On the equity REIT side, the top performers are lodging, health care and mixed office/industrial REITs, where the dividend yield averages 6.8%, 5.2% and 7.2%, respectively.

Feldman Mall Properties Inc. of Phoenix (FMP) takes the lead with a 42.5% dividend. Other equity names with yields above 10% include Sun Communities (SUI), BRT Realty Trust, Glimcher Realty Trust (GRT), FelCor Lodging Trust Inc. (FCH), HRPT Properties Trust (HRP), Getty Realty Corp. (GTY), Ashford Hospitality Trust (AHT) and MHI Hospitality Corp. (MDH).

"But you can't just screen for yield and pick stocks that way," Mr. Paolone warned. "If you bought REIT stocks historically based on yield alone, you've probably underperformed." Mr. Paolone said it's crucial that investors assess a REIT's growth prospects and ability to generate the cash flow to cover the dividend before snapping up a company for its yield.
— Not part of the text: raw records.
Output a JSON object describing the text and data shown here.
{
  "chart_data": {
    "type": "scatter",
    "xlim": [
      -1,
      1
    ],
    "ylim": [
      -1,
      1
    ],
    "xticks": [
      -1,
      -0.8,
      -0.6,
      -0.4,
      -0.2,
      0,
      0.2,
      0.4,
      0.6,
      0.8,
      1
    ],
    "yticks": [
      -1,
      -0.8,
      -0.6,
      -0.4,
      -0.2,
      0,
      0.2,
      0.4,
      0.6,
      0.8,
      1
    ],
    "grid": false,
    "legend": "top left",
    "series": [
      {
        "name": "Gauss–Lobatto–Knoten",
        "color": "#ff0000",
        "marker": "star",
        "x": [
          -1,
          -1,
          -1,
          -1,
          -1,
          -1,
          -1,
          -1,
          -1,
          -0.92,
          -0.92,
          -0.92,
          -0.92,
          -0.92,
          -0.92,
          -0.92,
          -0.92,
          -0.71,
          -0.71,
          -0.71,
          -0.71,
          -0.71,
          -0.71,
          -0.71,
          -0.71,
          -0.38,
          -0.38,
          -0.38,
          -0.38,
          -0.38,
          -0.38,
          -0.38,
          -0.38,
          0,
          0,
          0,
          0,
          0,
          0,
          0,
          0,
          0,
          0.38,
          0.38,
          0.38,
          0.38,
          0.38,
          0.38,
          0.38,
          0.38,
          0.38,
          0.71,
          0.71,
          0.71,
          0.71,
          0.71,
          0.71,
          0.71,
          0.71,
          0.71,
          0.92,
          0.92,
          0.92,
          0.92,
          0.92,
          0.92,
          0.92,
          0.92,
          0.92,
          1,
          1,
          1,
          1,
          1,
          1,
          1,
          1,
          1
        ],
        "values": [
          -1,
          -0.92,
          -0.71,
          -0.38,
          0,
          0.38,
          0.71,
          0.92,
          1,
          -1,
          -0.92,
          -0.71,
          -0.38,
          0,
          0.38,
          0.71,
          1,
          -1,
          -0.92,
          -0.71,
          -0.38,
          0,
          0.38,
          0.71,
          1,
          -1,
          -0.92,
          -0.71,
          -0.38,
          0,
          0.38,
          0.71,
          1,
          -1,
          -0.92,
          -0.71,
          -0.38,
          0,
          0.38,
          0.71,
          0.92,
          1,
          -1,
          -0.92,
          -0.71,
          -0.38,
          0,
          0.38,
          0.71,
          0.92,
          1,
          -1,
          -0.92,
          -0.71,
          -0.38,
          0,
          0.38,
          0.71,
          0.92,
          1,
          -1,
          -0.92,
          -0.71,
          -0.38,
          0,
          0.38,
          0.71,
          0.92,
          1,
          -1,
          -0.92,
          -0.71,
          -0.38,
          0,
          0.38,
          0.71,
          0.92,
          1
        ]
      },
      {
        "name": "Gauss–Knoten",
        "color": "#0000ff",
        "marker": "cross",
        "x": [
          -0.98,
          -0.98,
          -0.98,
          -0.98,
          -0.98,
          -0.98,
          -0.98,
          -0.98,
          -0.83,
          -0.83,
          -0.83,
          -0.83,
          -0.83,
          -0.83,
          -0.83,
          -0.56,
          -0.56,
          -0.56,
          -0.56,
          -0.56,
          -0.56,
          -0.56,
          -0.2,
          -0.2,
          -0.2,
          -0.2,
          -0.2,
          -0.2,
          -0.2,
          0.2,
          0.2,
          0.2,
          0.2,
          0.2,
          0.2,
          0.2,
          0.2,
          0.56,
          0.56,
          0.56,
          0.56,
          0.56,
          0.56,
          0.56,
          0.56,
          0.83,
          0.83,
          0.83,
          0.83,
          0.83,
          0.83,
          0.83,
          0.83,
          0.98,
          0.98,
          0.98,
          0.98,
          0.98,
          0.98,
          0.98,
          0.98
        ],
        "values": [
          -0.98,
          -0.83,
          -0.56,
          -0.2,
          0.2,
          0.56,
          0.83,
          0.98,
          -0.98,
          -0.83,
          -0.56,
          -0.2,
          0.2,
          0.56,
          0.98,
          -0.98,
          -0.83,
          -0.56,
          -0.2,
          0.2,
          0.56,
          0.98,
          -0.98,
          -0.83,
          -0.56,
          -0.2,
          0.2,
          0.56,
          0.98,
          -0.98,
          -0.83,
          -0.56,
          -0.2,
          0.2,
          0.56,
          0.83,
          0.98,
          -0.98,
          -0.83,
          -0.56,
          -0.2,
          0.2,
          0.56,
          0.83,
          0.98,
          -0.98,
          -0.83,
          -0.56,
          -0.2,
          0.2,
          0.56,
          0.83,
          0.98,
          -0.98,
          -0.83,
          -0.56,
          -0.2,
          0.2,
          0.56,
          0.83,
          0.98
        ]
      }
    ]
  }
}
"For those that are focused on income, you can find good companies with safe, growing dividends that are yielding 6-plus percent," which is attractive to those looking for higher yields than 10-year Treasuries, he said. Mr. Paolone's top picks based on dividend yield and growth prospects include mall REIT CBL & Associates Properties Inc. (CBL) of Chattanooga, Tenn., with a 9% yield; movie theater REIT Entertainment Properties Trust (EPR) of Kansas City, Mo., at 6.5%; and Developers Diversified Realty Corp. of Beachwood, Ohio, at 6.3%.